The minister because of the destruction of four strategic pipeline terminals, Nigeria had been unable to achieve its 2016 Budget production target of 2.2 million barrels a day.
Udoma said that as at August, the country was barely able to produce 1.1 million barrels.
“Last week production level rose up to 1.7 million barrels, still a far cry from the country’s target of 2.2 million barrel.
“We are taking a number of immediate measures to raise revenues to strategically spend our way out of recession.
He said that the government was taking measures to address the disruption in Niger Delta to restore production.
“We are fast-tracking our efforts to raise foreign currency loans that we have projected in the 2016 budget, from AfDB, World Bank, Chinese Exim Bank as well as Euro Bond issue.
“We are happy to note that the president of AfDB has announced that we should expect, among other facilities, a budget support of $1 billion dollars next month,’’ Udoma said.
He said the economic management team had been working to assemble a stimulus package to be raised from concessioning advance payment for license renewals, use of recovered funds and some asset sales.
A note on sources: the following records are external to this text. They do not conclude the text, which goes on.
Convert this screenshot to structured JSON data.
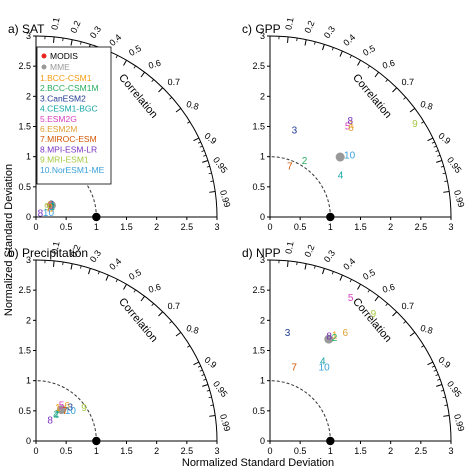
{
  "figure": {
    "axis_titles": {
      "y": "Normalized Standard Deviation",
      "x": "Normalized Standard Deviation"
    },
    "correlation_label": "Correlation",
    "radial_ticks": [
      "0",
      "0.5",
      "1",
      "1.5",
      "2",
      "2.5",
      "3"
    ],
    "corr_ticks": [
      0.1,
      0.2,
      0.3,
      0.4,
      0.5,
      0.6,
      0.7,
      0.8,
      0.9,
      0.95,
      0.99
    ],
    "corr_tick_labels": [
      "0.1",
      "0.2",
      "0.3",
      "0.4",
      "0.5",
      "0.6",
      "0.7",
      "0.8",
      "0.9",
      "0.95",
      "0.99"
    ],
    "colors": {
      "obs": "#e8261f",
      "mme": "#999999",
      "models": [
        "#f39c12",
        "#27ae60",
        "#1f3a93",
        "#16a5a5",
        "#d93fbf",
        "#e0a030",
        "#d35400",
        "#7b2fbf",
        "#a5c842",
        "#3aa0d8"
      ]
    },
    "legend": {
      "obs": "MODIS",
      "mme": "MME",
      "models": [
        "1.BCC-CSM1",
        "2.BCC-CSM1M",
        "3.CanESM2",
        "4.CESM1-BGC",
        "5.ESM2G",
        "6.ESM2M",
        "7.MIROC-ESM",
        "8.MPI-ESM-LR",
        "9.MRI-ESM1",
        "10.NorESM1-ME"
      ]
    }
  },
  "chart_data": [
    {
      "type": "taylor",
      "title": "a) SAT",
      "reference": {
        "std": 1.0,
        "corr": 1.0
      },
      "mme": {
        "std": 0.32,
        "corr": 0.8
      },
      "models": [
        {
          "label": "1",
          "std": 0.3,
          "corr": 0.86
        },
        {
          "label": "2",
          "std": 0.32,
          "corr": 0.84
        },
        {
          "label": "3",
          "std": 0.33,
          "corr": 0.76
        },
        {
          "label": "4",
          "std": 0.32,
          "corr": 0.82
        },
        {
          "label": "5",
          "std": 0.3,
          "corr": 0.78
        },
        {
          "label": "6",
          "std": 0.31,
          "corr": 0.74
        },
        {
          "label": "7",
          "std": 0.26,
          "corr": 0.81
        },
        {
          "label": "8",
          "std": 0.1,
          "corr": 0.72
        },
        {
          "label": "9",
          "std": 0.25,
          "corr": 0.72
        },
        {
          "label": "10",
          "std": 0.22,
          "corr": 0.94
        }
      ]
    },
    {
      "type": "taylor",
      "title": "c) GPP",
      "reference": {
        "std": 1.0,
        "corr": 1.0
      },
      "mme": {
        "std": 1.53,
        "corr": 0.76
      },
      "models": [
        {
          "label": "1",
          "std": 2.05,
          "corr": 0.66
        },
        {
          "label": "2",
          "std": 1.1,
          "corr": 0.52
        },
        {
          "label": "3",
          "std": 1.5,
          "corr": 0.27
        },
        {
          "label": "4",
          "std": 1.36,
          "corr": 0.86
        },
        {
          "label": "5",
          "std": 1.98,
          "corr": 0.65
        },
        {
          "label": "6",
          "std": 2.0,
          "corr": 0.67
        },
        {
          "label": "7",
          "std": 0.91,
          "corr": 0.36
        },
        {
          "label": "8",
          "std": 2.08,
          "corr": 0.64
        },
        {
          "label": "9",
          "std": 2.86,
          "corr": 0.84
        },
        {
          "label": "10",
          "std": 1.67,
          "corr": 0.79
        }
      ]
    },
    {
      "type": "taylor",
      "title": "b) Precipitation",
      "reference": {
        "std": 1.0,
        "corr": 1.0
      },
      "mme": {
        "std": 0.67,
        "corr": 0.63
      },
      "models": [
        {
          "label": "1",
          "std": 0.66,
          "corr": 0.55
        },
        {
          "label": "2",
          "std": 0.56,
          "corr": 0.6
        },
        {
          "label": "3",
          "std": 0.8,
          "corr": 0.71
        },
        {
          "label": "4",
          "std": 0.55,
          "corr": 0.6
        },
        {
          "label": "5",
          "std": 0.73,
          "corr": 0.58
        },
        {
          "label": "6",
          "std": 0.78,
          "corr": 0.66
        },
        {
          "label": "7",
          "std": 0.7,
          "corr": 0.69
        },
        {
          "label": "8",
          "std": 0.42,
          "corr": 0.56
        },
        {
          "label": "9",
          "std": 0.97,
          "corr": 0.82
        },
        {
          "label": "10",
          "std": 0.76,
          "corr": 0.75
        }
      ]
    },
    {
      "type": "taylor",
      "title": "d) NPP",
      "reference": {
        "std": 1.0,
        "corr": 1.0
      },
      "mme": {
        "std": 1.95,
        "corr": 0.5
      },
      "models": [
        {
          "label": "1",
          "std": 2.06,
          "corr": 0.52
        },
        {
          "label": "2",
          "std": 2.02,
          "corr": 0.53
        },
        {
          "label": "3",
          "std": 1.82,
          "corr": 0.16
        },
        {
          "label": "4",
          "std": 1.59,
          "corr": 0.55
        },
        {
          "label": "5",
          "std": 2.73,
          "corr": 0.49
        },
        {
          "label": "6",
          "std": 2.19,
          "corr": 0.57
        },
        {
          "label": "7",
          "std": 1.29,
          "corr": 0.31
        },
        {
          "label": "8",
          "std": 2.0,
          "corr": 0.49
        },
        {
          "label": "9",
          "std": 2.72,
          "corr": 0.63
        },
        {
          "label": "10",
          "std": 1.52,
          "corr": 0.59
        }
      ]
    }
  ]
}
Udoma said the package was being worked out and was yet to be finalised, adding that to achieve this speedily, “ we are working to fast track procedures through presidential directives and legislation”.
“I want to emphasise that notwithstanding the current economic challenges we face, we are not discouraged at all and this is a crisis we must not waste.
“We should see this crisis as an opportunity for us as a country to make those major structural changes needed to change this economy for good.
“We should use this crisis to implement the reforms needed to unlock the economic potentials of the non-oil and high employment sectors.”
He said such would achieve a sustainable inclusive growth that would enable the majority of Nigerians to become more productive.
Udoma said that government was working on a programme with the private sector to launch made-in-Nigeria campaign.
He said that the intent of the programme was to encourage more production and consumption of made in Nigeria goods and services.
“We believe that with more patronage, Nigerian producers will be encouraged to improve the quality of their products.
“We should encourage the branding of Nigerian products by self-regulatory industry bodies such as wine makers have in France. Made-in-Nigeria should become a badge of quality.
“As the quality of our goods and service improve, both local and international demand for them will increase.
Udoma said high local demand would give Nigerian producers the platform to explore the export market.